Plenty of scientists are busy developing alternative approaches to netting dark matter, and many are even looking at alternative theories of gravity that would be able to explain the way our universe works without any need for the exotic dark stuff. However, the recent direct observation of gravitational waves coming from a collision of two neutron stars helped bury a number of such theories, so the idea that dark matter is out there somewhere is still very much alive.

If we don’t find axions or WIMPs, there’s another back-up: sterile neutrinos. These are theoretical particles supposed to interact only via gravity as opposed to ‘normal’ neutrinos that interact – very weakly – with normal matter.

The idea is that sterile neutrinos of the right mass might decay producing an X-ray spectral feature – so would be detectable with an X-ray spectrometer. Just like with other experiments, until very recently such instruments did not have sufficient sensitivity and spectral resolution to accurately measure the predicted feature. Then the Japanese space agency, JAXA, together with Nasa, sent its Hitomi satellite into orbit on February 17, 2016, carrying what they hoped would be just the right type of spectrometer. Except it didn’t stay there long – having made some initial observations of the Perseus cluster, Hitomi suddenly died three weeks later, breaking up into five pieces.
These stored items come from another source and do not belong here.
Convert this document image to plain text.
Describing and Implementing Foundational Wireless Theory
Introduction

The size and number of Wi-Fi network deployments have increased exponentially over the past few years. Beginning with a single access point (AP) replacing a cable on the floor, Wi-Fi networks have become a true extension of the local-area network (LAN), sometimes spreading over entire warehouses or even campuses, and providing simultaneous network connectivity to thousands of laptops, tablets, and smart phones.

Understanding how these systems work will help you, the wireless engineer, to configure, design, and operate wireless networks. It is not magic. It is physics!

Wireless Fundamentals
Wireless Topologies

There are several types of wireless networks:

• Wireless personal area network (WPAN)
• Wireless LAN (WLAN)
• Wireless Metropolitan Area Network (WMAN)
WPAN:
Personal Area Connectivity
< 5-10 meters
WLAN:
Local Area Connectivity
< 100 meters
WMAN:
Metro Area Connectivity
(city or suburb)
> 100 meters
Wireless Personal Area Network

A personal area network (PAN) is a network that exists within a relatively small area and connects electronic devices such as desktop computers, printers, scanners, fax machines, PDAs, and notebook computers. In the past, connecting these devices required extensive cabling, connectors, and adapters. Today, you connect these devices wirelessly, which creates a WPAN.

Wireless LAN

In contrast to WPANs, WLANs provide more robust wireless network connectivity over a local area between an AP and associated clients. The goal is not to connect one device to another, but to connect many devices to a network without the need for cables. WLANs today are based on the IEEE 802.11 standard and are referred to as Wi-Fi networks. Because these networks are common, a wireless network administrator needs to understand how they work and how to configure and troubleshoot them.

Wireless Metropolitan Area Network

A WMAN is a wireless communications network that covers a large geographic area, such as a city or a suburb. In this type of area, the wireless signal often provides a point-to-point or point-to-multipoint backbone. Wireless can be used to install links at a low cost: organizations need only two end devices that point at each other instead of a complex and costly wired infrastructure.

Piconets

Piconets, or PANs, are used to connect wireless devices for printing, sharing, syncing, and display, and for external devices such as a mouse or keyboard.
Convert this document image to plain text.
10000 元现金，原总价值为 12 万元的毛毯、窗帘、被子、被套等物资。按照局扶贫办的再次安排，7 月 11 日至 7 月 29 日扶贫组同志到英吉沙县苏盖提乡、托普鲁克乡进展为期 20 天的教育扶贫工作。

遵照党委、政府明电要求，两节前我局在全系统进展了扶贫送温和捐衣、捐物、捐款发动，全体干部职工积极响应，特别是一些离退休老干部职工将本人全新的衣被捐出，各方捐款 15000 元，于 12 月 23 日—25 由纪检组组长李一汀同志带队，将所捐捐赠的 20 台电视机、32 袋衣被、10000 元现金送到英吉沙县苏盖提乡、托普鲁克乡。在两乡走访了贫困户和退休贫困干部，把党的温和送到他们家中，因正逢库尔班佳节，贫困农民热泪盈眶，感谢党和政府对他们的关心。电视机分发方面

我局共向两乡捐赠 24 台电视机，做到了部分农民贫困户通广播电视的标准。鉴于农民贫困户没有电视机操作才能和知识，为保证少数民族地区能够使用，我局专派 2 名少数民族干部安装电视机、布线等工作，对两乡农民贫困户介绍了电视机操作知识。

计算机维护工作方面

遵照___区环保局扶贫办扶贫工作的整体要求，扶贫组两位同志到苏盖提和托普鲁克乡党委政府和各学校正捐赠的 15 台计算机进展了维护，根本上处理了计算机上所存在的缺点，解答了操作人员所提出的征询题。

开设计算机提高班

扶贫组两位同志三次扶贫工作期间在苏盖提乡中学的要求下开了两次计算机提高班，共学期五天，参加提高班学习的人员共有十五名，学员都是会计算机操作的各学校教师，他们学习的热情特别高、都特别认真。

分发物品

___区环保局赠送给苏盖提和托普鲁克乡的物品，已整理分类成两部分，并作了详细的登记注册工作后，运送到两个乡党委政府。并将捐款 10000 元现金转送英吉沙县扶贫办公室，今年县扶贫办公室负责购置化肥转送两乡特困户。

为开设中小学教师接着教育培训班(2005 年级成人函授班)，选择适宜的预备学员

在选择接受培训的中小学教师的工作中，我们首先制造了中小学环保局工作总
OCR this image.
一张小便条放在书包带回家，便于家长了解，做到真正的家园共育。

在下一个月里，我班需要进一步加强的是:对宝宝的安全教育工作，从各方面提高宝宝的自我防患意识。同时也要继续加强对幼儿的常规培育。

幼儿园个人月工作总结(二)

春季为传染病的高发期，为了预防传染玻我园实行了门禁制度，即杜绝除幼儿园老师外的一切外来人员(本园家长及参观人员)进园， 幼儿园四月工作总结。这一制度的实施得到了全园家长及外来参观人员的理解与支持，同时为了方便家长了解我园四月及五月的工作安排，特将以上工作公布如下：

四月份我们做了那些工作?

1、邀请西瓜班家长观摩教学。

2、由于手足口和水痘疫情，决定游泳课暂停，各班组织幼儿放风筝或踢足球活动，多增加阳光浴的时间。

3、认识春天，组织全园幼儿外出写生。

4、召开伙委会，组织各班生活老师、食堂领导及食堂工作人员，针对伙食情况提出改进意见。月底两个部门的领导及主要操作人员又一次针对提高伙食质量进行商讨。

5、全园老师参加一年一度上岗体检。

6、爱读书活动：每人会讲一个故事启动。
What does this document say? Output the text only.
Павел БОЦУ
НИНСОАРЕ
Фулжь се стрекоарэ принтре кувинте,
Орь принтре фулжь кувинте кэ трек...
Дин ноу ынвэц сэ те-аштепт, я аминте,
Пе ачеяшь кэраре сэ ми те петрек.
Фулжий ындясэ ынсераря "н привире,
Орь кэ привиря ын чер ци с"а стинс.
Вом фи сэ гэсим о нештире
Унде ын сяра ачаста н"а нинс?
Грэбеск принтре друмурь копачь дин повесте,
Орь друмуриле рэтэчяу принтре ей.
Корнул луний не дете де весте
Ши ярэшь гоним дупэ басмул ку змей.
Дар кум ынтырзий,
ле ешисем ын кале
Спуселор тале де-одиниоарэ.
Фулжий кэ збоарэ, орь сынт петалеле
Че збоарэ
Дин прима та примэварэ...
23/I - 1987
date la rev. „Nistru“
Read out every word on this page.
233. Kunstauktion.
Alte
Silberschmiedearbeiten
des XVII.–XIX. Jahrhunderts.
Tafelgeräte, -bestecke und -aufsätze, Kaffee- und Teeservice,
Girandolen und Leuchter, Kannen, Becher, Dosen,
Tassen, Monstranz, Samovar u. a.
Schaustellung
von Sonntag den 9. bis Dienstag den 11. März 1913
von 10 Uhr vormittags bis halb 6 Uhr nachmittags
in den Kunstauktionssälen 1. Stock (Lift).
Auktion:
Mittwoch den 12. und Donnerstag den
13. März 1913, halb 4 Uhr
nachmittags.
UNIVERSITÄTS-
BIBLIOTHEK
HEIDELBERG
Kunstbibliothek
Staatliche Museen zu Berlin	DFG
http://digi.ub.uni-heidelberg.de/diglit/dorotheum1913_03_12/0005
That was a big blow – it cost $273 million to build the doomed satellite. But scientists don’t get fazed easily, and both the Americans and the Japanese have already cobbled together a replacement, a satellite called XRISM (the X-Ray Imaging and Spectroscopy Mission). On July 1, it was approved in Japan, and will sport two instruments, Resolve – a high-resolution X-ray spectrometer, and Xtend – an imaging instrument. The cost to rebuild the spectrometer has been quoted at $70 million to $90 million.

The team decided to call the new spectrometer Resolve “to give it a more meaningful name – it resolves X-ray light into its component colours, and to give it a name that reflects the determination of our team to get back to where we were with Hitomi as quickly as possible,” says Richard Kelley, the principal investigator for the US part of the instrument on the Hitomi recovery mission at Nasa. The new spectrometer will detect photons by how much heat they deposit in the detector and will operate at just 0.06 degrees above absolute zero. It will observe clusters of galaxies and individual galaxies, aiming to detect that very specific spectral feature that has the right energy and strength to be the predicted signature of the decay of a sterile neutrino.

It’s based on the assumption that X-rays are absorbed in small pixels, and convert their energies to heat, which can be precisely measured with microscopic thermometers. Resolve will detect individual X-rays, one at a time, and make a histogram of the energies, which is the spectrum. “We would expect the sterile neutrinos to have a certain amount of energy, and if this energy is in the X-ray band, we can use Resolve to detect individual neutrinos and make a histogram, or spectrum, of their energies,” explains Kelley. If the neutrinos have a very well-defined energy, it will be possible to see this as a narrow feature in the spectrum.

XRISM should be launched between April 2020 and March 2021, on a JAXA H-IIA rocket from the Tanagashima Space Centre, following the path of Hitomi. And what if XRISM doesn’t find the spectral feature? As usual, detecting nothing is still something. “Rejecting a sterile neutrino as a possible dark matter candidate would reduce the candidate ideas considerably,” says Richard Mushotzky, an astronomer at University of Maryland.

It seems that with the hunt for dark matter, for the researchers involved, there are two possible outcomes. To quote the famous physicist Enrico Fermi: “If the result confirms the hypothesis, then you've made a measurement. If the result is contrary to the hypothesis, then you've made a discovery.” In the seemingly unending hunt for dark matter, the discovery of nothing means a lot.